In 1851 an American official was sent on government business to the continent of Africa. He remained there one year and died. He was laid to rest in a lonely cemetery in that land. Thirty-one years later, as an act of a grateful public, the United States sent a battleship to the African coast; American hands opened that grave, placed the dust of this body on board the battleship, and returned to America.
The ship’s arrival on this side of the waters was welcomed by a salute from the coastal guns and by a display of flags at half-mast. The casket was carried to the na- tion’s capitol city; all government offices were closed for the day; and the president, congressmen, judges of the Supreme Court, officers of the army and navy, as well as thousands of civilians lined the streets and stood with bowed heads as this man’s body was carried down Pennsylvania Avenue.
To whom did they thus pay tribute? What great book had he written? What speech had he delivered? What battle had he won? What enemy had he conquered? What building had he erected? None of these things had been in the life of this man. But when only thirty years of age, this then-unknown man had written a song which was destined to become the best-loved ballad in all American music. It was to be sung by high and low, by rich and poor and made for its author a place forever in the hearts of his countryman. The man was John Howard Payne, and his song was “Home Sweet Home”.
What Does “Home” Mean To You?
The word “home” originally meant house, but home is more than just a house in which to live, surrounded by the comforts and luxuries of life. What is your definition of the word “home”?
A gospel preacher once asked a group of children that question. One little fellow re-
plied, “Home is where we eat.” A young girl of high school age said, “Home is where we go between midnight and daylight when everything else is closed up.” This same preacher put the question to a group of women. One lady timidly replied, “Home is where we slave the hardest and are appreciated the least.” And a man, on being asked the question, said, “Home is where we fight our private battles.”
A poet has defined “home” like this:
“Home is where the heart is, In dwellings great or small. There is many a stately mansion That isn’t a home at all.
And a cottage lighted with love light Is the dearest home of all.”
Some old clippings from a religious journal give these further definitions of home: “Home — the place where a world of strife is shut out and a world of love is shut-in. Home — the place where the small are great, and the great small.
Home — the Father’s kingdom, the mother’s world, the child’s paradise.
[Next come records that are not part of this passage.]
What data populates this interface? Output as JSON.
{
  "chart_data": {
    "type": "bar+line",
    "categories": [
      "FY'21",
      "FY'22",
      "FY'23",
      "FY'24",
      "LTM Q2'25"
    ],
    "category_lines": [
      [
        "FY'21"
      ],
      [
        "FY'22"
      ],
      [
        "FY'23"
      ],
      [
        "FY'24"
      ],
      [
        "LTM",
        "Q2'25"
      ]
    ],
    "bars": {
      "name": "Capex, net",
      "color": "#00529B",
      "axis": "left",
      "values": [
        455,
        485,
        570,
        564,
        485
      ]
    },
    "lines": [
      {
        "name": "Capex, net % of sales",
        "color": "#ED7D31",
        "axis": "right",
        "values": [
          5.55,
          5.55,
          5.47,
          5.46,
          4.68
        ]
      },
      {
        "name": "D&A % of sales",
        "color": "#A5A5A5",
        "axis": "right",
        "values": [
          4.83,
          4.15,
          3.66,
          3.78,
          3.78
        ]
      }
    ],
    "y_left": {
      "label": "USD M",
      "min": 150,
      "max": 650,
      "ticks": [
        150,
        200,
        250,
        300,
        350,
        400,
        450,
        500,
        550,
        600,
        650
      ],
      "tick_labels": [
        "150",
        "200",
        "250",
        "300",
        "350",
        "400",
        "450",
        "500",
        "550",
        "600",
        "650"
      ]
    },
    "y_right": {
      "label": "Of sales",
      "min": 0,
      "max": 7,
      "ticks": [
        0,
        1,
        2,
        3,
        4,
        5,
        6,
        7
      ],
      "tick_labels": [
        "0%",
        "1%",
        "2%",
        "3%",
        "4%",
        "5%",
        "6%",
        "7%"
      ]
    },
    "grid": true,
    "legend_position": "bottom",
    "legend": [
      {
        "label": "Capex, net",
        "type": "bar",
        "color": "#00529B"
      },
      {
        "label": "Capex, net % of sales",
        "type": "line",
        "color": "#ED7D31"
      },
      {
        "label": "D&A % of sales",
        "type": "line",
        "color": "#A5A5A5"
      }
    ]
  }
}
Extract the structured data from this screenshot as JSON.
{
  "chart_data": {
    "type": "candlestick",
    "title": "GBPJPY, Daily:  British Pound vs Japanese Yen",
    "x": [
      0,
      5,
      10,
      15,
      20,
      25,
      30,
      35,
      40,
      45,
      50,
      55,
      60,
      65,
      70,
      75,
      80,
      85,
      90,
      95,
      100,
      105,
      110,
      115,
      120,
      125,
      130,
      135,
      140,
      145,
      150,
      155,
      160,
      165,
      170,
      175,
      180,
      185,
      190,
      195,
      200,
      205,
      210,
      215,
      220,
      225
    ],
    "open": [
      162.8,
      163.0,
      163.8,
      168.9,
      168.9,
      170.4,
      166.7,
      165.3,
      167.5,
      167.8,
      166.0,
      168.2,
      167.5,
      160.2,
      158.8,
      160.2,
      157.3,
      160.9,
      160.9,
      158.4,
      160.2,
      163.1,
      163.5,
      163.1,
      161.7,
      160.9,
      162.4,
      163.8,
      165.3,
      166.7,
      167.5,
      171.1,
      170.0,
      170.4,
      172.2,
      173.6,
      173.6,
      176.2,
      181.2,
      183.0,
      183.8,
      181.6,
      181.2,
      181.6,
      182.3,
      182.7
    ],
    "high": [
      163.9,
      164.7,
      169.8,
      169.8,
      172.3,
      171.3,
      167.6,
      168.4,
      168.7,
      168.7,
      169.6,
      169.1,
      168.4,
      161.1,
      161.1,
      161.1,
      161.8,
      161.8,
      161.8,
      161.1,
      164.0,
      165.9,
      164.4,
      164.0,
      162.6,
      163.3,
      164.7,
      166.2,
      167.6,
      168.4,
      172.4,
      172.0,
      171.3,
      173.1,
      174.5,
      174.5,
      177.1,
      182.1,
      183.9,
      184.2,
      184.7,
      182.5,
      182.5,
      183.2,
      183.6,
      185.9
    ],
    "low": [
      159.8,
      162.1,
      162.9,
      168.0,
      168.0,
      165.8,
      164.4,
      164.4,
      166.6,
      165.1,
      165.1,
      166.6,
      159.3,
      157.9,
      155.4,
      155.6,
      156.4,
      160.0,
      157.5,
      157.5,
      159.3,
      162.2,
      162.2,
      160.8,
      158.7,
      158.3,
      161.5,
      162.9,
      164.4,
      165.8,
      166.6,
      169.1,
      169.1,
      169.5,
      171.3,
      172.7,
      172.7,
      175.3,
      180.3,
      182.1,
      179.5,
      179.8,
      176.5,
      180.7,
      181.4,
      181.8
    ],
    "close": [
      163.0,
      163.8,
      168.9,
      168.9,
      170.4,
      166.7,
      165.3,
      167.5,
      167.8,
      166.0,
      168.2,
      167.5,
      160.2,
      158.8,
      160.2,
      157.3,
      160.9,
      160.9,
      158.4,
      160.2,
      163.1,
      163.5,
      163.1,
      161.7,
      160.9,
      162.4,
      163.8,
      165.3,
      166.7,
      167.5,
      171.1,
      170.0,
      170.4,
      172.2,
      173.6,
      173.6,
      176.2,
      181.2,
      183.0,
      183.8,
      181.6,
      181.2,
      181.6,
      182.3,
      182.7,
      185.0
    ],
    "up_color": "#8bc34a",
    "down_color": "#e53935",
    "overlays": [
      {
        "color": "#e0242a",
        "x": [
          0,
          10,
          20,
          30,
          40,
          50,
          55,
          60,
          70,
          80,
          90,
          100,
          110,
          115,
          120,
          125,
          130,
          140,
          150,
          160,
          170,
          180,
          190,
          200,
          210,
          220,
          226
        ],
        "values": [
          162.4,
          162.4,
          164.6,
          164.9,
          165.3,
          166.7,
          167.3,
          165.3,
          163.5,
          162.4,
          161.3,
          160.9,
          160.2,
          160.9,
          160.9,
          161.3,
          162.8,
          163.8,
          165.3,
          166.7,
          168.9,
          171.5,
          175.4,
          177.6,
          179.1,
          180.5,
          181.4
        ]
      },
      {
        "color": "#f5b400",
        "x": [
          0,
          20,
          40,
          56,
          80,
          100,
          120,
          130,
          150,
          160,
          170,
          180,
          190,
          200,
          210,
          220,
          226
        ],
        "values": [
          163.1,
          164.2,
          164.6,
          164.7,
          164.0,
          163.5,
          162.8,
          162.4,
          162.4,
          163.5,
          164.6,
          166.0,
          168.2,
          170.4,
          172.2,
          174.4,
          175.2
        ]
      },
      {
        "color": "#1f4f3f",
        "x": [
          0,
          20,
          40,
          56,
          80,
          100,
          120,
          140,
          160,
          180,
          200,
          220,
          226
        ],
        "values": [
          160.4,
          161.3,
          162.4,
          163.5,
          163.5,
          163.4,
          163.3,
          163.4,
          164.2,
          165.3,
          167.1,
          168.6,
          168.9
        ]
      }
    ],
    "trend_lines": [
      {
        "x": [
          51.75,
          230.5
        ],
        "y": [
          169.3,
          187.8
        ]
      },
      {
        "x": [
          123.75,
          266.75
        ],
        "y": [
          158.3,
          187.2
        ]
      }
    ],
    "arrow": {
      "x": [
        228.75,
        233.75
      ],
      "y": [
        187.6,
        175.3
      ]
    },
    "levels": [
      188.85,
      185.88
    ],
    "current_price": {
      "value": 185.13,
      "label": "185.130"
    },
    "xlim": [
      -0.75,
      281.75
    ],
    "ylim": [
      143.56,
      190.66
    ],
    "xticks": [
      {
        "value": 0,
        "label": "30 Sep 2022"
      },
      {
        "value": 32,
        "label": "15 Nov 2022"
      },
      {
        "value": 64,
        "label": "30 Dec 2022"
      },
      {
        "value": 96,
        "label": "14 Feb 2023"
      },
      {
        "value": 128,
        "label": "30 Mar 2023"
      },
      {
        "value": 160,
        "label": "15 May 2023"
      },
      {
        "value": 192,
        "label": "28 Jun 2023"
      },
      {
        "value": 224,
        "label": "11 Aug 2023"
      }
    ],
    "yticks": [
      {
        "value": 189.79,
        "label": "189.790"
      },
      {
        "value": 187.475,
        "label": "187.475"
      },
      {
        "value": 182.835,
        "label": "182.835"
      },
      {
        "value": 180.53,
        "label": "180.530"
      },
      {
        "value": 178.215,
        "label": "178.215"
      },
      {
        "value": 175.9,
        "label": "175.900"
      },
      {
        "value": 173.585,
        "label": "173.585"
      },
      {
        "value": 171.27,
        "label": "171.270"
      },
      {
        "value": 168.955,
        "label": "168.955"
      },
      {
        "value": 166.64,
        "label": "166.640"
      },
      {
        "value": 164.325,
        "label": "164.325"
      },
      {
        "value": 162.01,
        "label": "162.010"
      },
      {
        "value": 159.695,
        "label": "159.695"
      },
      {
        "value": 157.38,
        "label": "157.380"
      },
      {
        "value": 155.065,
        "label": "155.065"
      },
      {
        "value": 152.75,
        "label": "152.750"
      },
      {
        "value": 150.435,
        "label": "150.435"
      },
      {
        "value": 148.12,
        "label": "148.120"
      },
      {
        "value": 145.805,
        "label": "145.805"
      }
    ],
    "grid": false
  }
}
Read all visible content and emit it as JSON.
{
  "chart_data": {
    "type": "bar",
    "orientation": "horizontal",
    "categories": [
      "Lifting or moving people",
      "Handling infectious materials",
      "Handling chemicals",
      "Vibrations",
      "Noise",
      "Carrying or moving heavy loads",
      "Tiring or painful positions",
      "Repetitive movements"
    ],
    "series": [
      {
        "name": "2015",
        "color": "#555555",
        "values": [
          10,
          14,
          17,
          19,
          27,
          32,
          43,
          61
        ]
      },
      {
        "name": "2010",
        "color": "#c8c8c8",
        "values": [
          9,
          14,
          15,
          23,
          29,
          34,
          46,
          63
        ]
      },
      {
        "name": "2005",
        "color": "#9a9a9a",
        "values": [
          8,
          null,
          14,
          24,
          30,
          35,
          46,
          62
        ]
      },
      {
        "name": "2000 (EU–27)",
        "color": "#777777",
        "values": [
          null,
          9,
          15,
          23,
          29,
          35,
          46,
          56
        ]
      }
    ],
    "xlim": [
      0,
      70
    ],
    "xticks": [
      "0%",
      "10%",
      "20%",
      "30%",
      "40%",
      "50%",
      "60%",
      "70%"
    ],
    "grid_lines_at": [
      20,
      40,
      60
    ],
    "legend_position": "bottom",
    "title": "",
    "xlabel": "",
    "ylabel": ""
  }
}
Home — the place where we grumble the most and are treated the best.
Home — the center of our affections, round which our hearts best wishes twine.
Home — the place where our stomachs get three meals a day and our hearts a thousand
blessings— the very vestibule of heaven itself.”
“Home” As God Would Have It The home as God would have it is a Christian home. What is a Christian home? Well, a Christian has responded to Christ. A Christian has been born again, having heard the gospel, had faith produced in his heart by it, and has been baptized into Christ. A Christian home, then, would be one where both Father and mother are Christians and children are being reared in the nurture and admonition of the Lord. A Christian home is one in which all those old enough to become Christians have done so, and those not yet old enough to understand the gospel are in subjection to the loving rule and care of Christian parents.
The home as God would have it is where one finds loyalty to Christian principles. It is a home imbued with the spirit of Christ. It is a home from which the influence for God and righteousness may be radiated into the whole community round about. In a sense, it becomes a model from which every other home in the community may seek to learn and live. It is at ype of heaven itself. When Jesus told his disciples what the heavenly home was like, he described it in terms of a home; God, being the Father, and all those in the “Father’s house’ being obedient sons and daughters.
A Christian home is one in which character is developed patterned after that of Jesus Christ. There is no place for bickering, jealousies, backbiting, partialities, and such in Christian homes. On the contrary, there is loyalty to the principles of pure and undefiled religion.
There is nothing more desperately needed in our nation today than to have homes such as this. There is nothing more urgently needed in the church of the Lord than for its members to be living in and coming from homes of that character. There is scarcely a problem the local church has which would not be solved overnight if the members making up the congregation all had that sort of background in the homes from which they came. If we can have the homes “as God would have them,” we’ve gone a long way toward having “the church as God would have it,” for in a sense, the two are inseparable. If the church is ever to be the power God wants her to be, it can happen only when the homes from which members come are homes in which Christ is truly the center of all that goes on in the family.